Martial Verdier, Longwy

Tout ce qui reste

Une fois de plus, Mar­tial Ver­dier pho­to­gra­phie comme plas­ti­cien et docu­men­ta­riste des sites indus­triels, tra­vaille sur les pay­sages urbains et indus­triels. Et ici, par les « non lieux » d’un abîme éco­no­mique, il va à la ren­contre des fleu­rons déla­brés de ce qui fut un bas­sin d’espoir.
40 ans après le début des évé­ne­ments mar­quant la fin d’un siècle de mono-industrie, l’auteur dresse le por­trait du bas­sin, sorte d’instantané de vies et d’histoires mêlées. La des­truc­tion des sites indus­triels a entraîné d’énormes bou­le­ver­se­ments du pay­sage urbain. D’autant que Longwy fut long­temps un rêve avant de tom­ber. Le  désert, la désué­tude  furent la suite du « plan acier ». Il com­mit son tra­vail d’éradication. Certes, il y eut des reven­di­ca­tions, des grèves, de la déses­pé­rance. Mais poli­tique aidant, l’industrie s’est tue et l’animation est deve­nue celle d’une ville morte.

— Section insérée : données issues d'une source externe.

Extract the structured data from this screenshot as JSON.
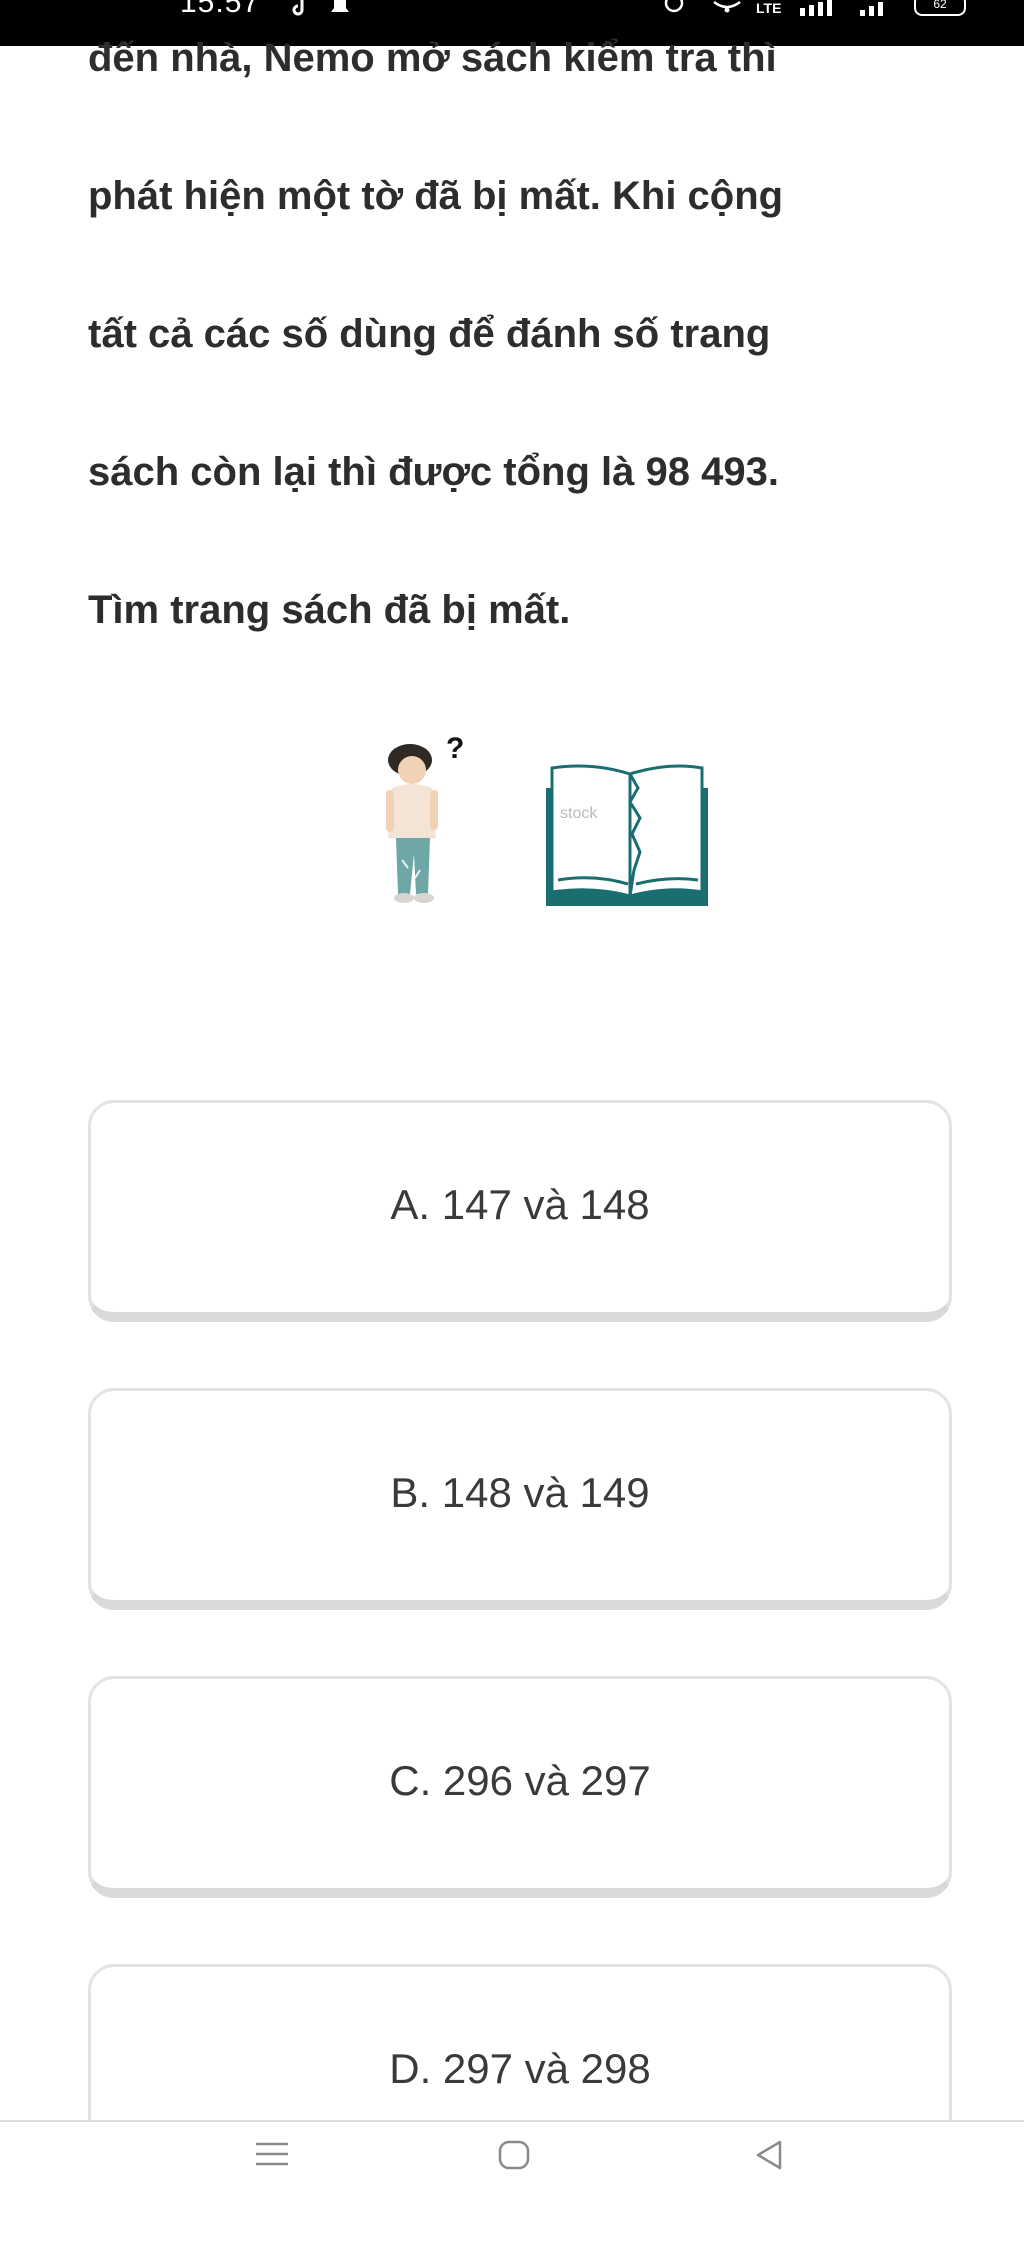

Martial Ver­dier, artiste et phi­lo­sophe,  montre le champ et le hors-champ d’une sorte d’absence, « comme dans l’art asia­tique, où le vide est pré­sence. », écrit-il en par­lant de ses pho­tos. Tra­vaillant en pho­to­gra­phie sur la ville et l’absence créée par la dis­pa­ri­tion des sites indus­triels, existe là un symp­tôme de l’époque comme une syn­cope visuelle. Les habi­tants du bas­sin pho­to­gra­phiés tentent de recréer une nou­velle iden­tité et quelque chose de nou­veau. Mais le doute est là.

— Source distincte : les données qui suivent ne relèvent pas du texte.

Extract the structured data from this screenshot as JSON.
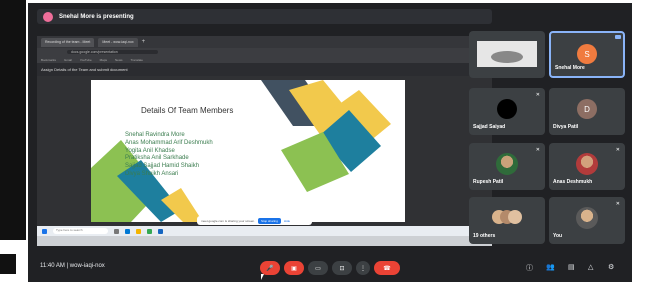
{
  "meeting": {
    "banner_text": "Snehal More is presenting",
    "time_code": "11:40 AM | wow-iaqi-nox"
  },
  "browser": {
    "tabs": [
      "Recording of the team - Meet",
      "Meet - wow-iaqi-nox",
      "+"
    ],
    "url": "docs.google.com/presentation",
    "bookmarks": [
      "Bookmarks",
      "Gmail",
      "YouTube",
      "Maps",
      "News",
      "Translate"
    ],
    "doc_title": "Assign Details of the Team and submit document"
  },
  "slide": {
    "title": "Details Of Team Members",
    "members": [
      "Snehal Ravindra More",
      "Anas Mohammad Arif Deshmukh",
      "Yogita Anil Khadse",
      "Pratiksha Anil Sarkhade",
      "Sajjad Sajjad Hamid Shaikh",
      "Divya Shaikh Ansari"
    ]
  },
  "share_controls": {
    "text": "meet.google.com is sharing your screen.",
    "stop_label": "Stop sharing",
    "hide_label": "Hide"
  },
  "taskbar": {
    "search_placeholder": "Type here to search"
  },
  "participants": [
    {
      "name": "",
      "kind": "thumb"
    },
    {
      "name": "Snehal More",
      "initial": "S",
      "color": "#f07b3f",
      "active": true
    },
    {
      "name": "Sajjad Saiyad",
      "kind": "black"
    },
    {
      "name": "Divya Patil",
      "initial": "D",
      "color": "#8d6e63"
    },
    {
      "name": "Rupesh Patil",
      "kind": "photo"
    },
    {
      "name": "Anas Deshmukh",
      "kind": "photo"
    },
    {
      "name": "19 others",
      "kind": "group"
    },
    {
      "name": "You",
      "kind": "photo"
    }
  ],
  "colors": {
    "meet_bg": "#202124",
    "tile_bg": "#3c4043",
    "active_border": "#8ab4f8",
    "end_call": "#ea4335",
    "slide_green": "#3b7d4f",
    "shape_yellow": "#f2c94c",
    "shape_blue": "#1e7f9e",
    "shape_green": "#8cc152"
  }
}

Ce livre est le sym­bole sen­sible d’un vide et un repli autant inté­rieur qu’extérieur. Le pho­to­graphe ne joue pas sur des larmes de cro­co­dile. Il sug­gère un grand sac­cage poli­tique. Il raconte l’hier et l’aujourd’hui. C’est comme si la val­lée avait perdu ses che­veux, ses dents, sa joie. L’urbanisme n’a même pas eu l’effort de dis­per­ser les cendres du temps pour réin­ven­ter un lieu. D’autant que cela pour­rait être facile : mais  il n’y a plus per­sonne ou presque.

Le pho­to­graphe a écouté, accueilli, vu celles, ceux et ce qui reste. Même des four­mis ont démé­nagé. Sur le seuil froid de la val­lée, la ville semble frêle et assou­pie. C’est une vieille dame soli­taire. Des mai­sons tentent de se vendre encore, deve­nues encom­brantes. Mais pour elles, l’argent est inutile.
Les gens sont très dis­crets, s’effacent dou­ce­ment depuis ce point devenu vul­né­rable et oublié. Ils s’atomisent sauf s’ils aiment le silence et le vide. “Acier assez” cache la détresse et ten­dresse des ouvriers, il s’est recou­vert d’un rideau de rouille.

jean-paul gavard-perret

Mar­tial Ver­dier, Longwy, Cor­ri­dor Ele­phant, Paris, 2024, 65 p.